Opera comes down from the mountain

Uncle John, an outdoorsy reinterpretation of ‘Don Giovanni’ in Banff, shows there’s hope yet for opera

#UncleJohn, Opera, The Banff Centre 2014

Uncle John, staged outdoors in Banff earlier this month, is artistic director Joel Ivany’s English reimagining of Mozart’s Don Giovanni.

You might have to climb a mountain to see the unprecedented variety in opera today. Our major companies stick to expensive productions of classics on huge stages and survive on private donations, but getting 80 per cent of funding from fickle individual donors is insane—just ask the ghosts of New York City Opera, Opera Boston, Opera Cleveland, San Antonio Opera or Lyric Opera San Diego.

Then there are the small companies. Toronto’s Against the Grain Theatre is among the most successful of the indies, and it’s no surprise that their latest production is a hit. Uncle John, staged outdoors in Banff earlier this month, was artistic director Joel Ivany’s English reimagining of Mozart’s Don Giovanni. It follows the company’s Le Nozze de Figaro (Figaro’s Wedding), staged in Toronto last year.

For performances of Uncle John, Ivany wanted to “come down from the mountain,” and Parks Canada generously helped him stage it at the Cave and Basin, a beautifully sited sulphurous hot spring that’s popular for weddings. Zerlina and Masetto get married in Don Giovanni, so Ivany and designer Patrick Du Wors set the action at their reception. The guests are the audience. There is no stage. The singers arrive at the outdoor reception hall dressed like the audience and they help themselves to the same bar, though Uncle John (Cameron McPhail) does so more liberally. When Leporello (Jeremy Bowes) runs from a vengeful crowd we feel his panic as he struggles past our chairs. Parks uniforms are borrowed. Buffet silverware comes from a caterer, a gurney from emergency services. The directness is electric. Even with an audience of 250, the singers are never far away. “You can’t hide,” says mezzo Michaela Dickey.

Not even from the elements. The rough stone hall has no roof, so singers’ voices echo down the valley to confuse campers and delight the deer. Natural light dominates. Lighting designer Jason Hand’s seamless work meets the challenge by subtly matching LEDs to the changing colours of the sunset, and conductor Stephen Hargreaves leads a student quartet from the piano while swatting fat mosquitos.

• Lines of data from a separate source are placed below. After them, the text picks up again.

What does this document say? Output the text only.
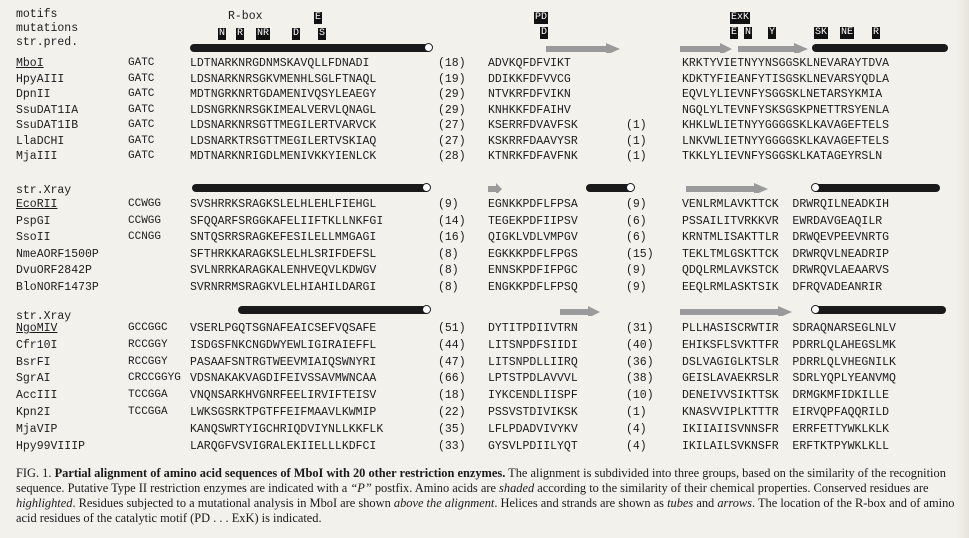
motifs
mutations
str.pred.
R-box	E
N R NR D S
PD
D
ExK
E N Y	SK NE R
MboI	GATC	LDTNARKNRGDNMSKAVQLLFDNADI	(18) ADVKQFDFVIKT	KRKTYVIETNYYNSGGSKLNEVARAYTDVA
HpyAIII	GATC	LDSNARKNRSGKVMENHLSGLFTNAQL	(19) DDIKKFDFVVCG	KDKTYFIEANFYTISGSKLNEVARSYQDLA
DpnII	GATC	MDTNGRKNRTGDAMENIVQSYLEAEGY	(29) NTVKRFDFVIKN	EQVLYLIEVNFYSGGSKLNETARSYKMIA
SsuDAT1IA	GATC	LDSNGRKNRSGKIMEALVERVLQNAGL	(29) KNHKKFDFAIHV	NGQLYLTEVNFYSKSGSKPNETTRSYENLA
SsuDAT1IB	GATC	LDSNARKNRSGTTMEGILERTVARVCK	(27) KSERRFDVAVFSK	(1)	KHKLWLIETNYYGGGGSKLKAVAGEFTELS
LlaDCHI	GATC	LDSNARKTRSGTTMEGILERTVSKIAQ	(27) KSKRRFDAAVYSR	(1)	LNKVWLIETNYYGGGGSKLKAVAGEFTELS
MjaIII	GATC	MDTNARKNRIGDLMENIVKKYIENLCK	(28) KTNRKFDFAVFNK	(1)	TKKLYLIEVNFYSGGSKLKATAGEYRSLN
str.Xray
EcoRII	CCWGG	SVSHRRKSRAGKSLELHLEHLFIEHGL	(9)	EGNKKPDFLFPSA	(9)	VENLRMLAVKTTCK  DRWRQILNEADKIH
PspGI	CCWGG	SFQQARFSRGGKAFELIIFTKLLNKFGI	(14) TEGEKPDFIIPSV	(6)	PSSAILITVRKKVR  EWRDAVGEAQILR
SsoII	CCNGG	SNTQSRRSRAGKEFESILELLMMGAGI	(16) QIGKLVDLVMPGV	(6)	KRNTMLISAKTTLR  DRWQEVPEEVNRTG
NmeAORF1500P	SFTHRKKARAGKSLELHLSRIFDEFSL	(8)	EGKKKPDFLFPGS	(15) TEKLTMLGSKTTCK  DRWRQVLNEADRIP
DvuORF2842P	SVLNRRKARAGKALENHVEQVLKDWGV	(8)	ENNSKPDFIFPGC	(9)	QDQLRMLAVKSTCK  DRWRQVLAEAARVS
BloNORF1473P	SVRNRRMSRAGKVLELHIAHILDARGI	(8)	ENGKKPDFLFPSQ	(9)	EEQLRMLASKTSIK  DFRQVADEANRIR
str.Xray
NgoMIV	GCCGGC VSERLPGQTSGNAFEAICSEFVQSAFE	(51) DYTITPDIIVTRN	(31) PLLHASISCRWTIR  SDRAQNARSEGLNLV
Cfr10I	RCCGGY ISDGSFNKCNGDWYEWLIGIRAIEFFL	(44) LITSNPDFSIIDI	(40) EHIKSFLSVKTTFR  PDRRLQLAHEGSLMK
BsrFI	RCCGGY PASAAFSNTRGTWEEVMIAIQSWNYRI	(47) LITSNPDLLIIRQ	(36) DSLVAGIGLKTSLR  PDRRLQLVHEGNILK
SgrAI	CRCCGGYG VDSNAKAKVAGDIFEIVSSAVMWNCAA	(66) LPTSTPDLAVVVL	(38) GEISLAVAEKRSLR  SDRLYQPLYEANVMQ
AccIII	TCCGGA VNQNSARKHVGNRFEELIRVIFTEISV	(18) IYKCENDLIISPF	(10) DENEIVVSIKTTSK  DRMGKMFIDKILLE
Kpn2I	TCCGGA LWKSGSRKTPGTFFEIFMAAVLKWMIP	(22) PSSVSTDIVIKSK	(1)	KNASVVIPLKTTTR  EIRVQPFAQQRILD
MjaVIP	KANQSWRTYIGCHRIQDVIYNLLKKFLK	(35) LFLPDADVIVYKV	(4)	IKIIAIISVNNSFR  ERRFETTYWKLKLK
Hpy99VIIIP	LARQGFVSVIGRALEKIIELLLKDFCI	(33) GYSVLPDIILYQT	(4)	IKILAILSVKNSFR  ERFTKTPYWKLKLL
FIG. 1. Partial alignment of amino acid sequences of MboI with 20 other restriction enzymes. The alignment is subdivided into three groups, based on the similarity of the recognition sequence. Putative Type II restriction enzymes are indicated with a “P” postfix. Amino acids are shaded according to the similarity of their chemical properties. Conserved residues are highlighted. Residues subjected to a mutational analysis in MboI are shown above the alignment. Helices and strands are shown as tubes and arrows. The location of the R-box and of amino acid residues of the catalytic motif (PD . . . ExK) is indicated.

Singing in English “is like going back to the original,” explains coach and rehearsal pianist Jenna Douglas—when opera was performed in the language spoken by the audience. And Ivany’s often hilarious libretto torques Da Ponte’s original words into familiarity. Leporello’s most famous aria recites the Don’s conquests by country, but Ivany has him count social network followers instead. Do today’s easily quantifiable lives make us all more like the Don? Do we take pleasure in a higher score? Edits like these do more than save a joke.

The Banff Arts Centre has a history of collaboration, and Uncle John was organized as a residency called Open Space. Last year they put on Owen Wingrave, Benjamin Britten’s 1971 opera about pacifism, with the Guildhall School of Music and Drama. The Centre is a special place and the closest we have to a national art hub. For Uncle John, singers were auditioned in Toronto and Vancouver and they moved into the Centre for four weeks of rehearsal, trading negotiating traffic for debating which summit to climb. “If Joel wouldn’t kill her, she’d be hiking tonight,” says Dickey about soprano Betty Allison, the day before the premiere. Allison was a vocal standout. Perhaps the hikes help.

Opera needs exciting productions like Uncle John, but that’s only half a healthy ecosystem. Until opera tells today’s urgent stories, how much can we need opera? “I don’t think there’s another art form where the canon is so powerful,” says Hand. He’s right. The Canadian Opera Company collaborated on the Open Space residency but it’s spending a lot more money on a new opera about the Roman emperor Hadrian. Aren’t there worthy Canadian subjects? Vancouver Opera presents Shane Koyczan’s memoir of childhood bullying, Stickboy, at the smaller and lower-risk Playhouse theatre on Oct. 23. The University of Toronto staged Rob Ford, The Opera in 2010—before the crack incident. The black comedy explained Ford’s childhood issues with libraries through difficult, sometimes atonal music by four student composers. The line for tickets went around the block.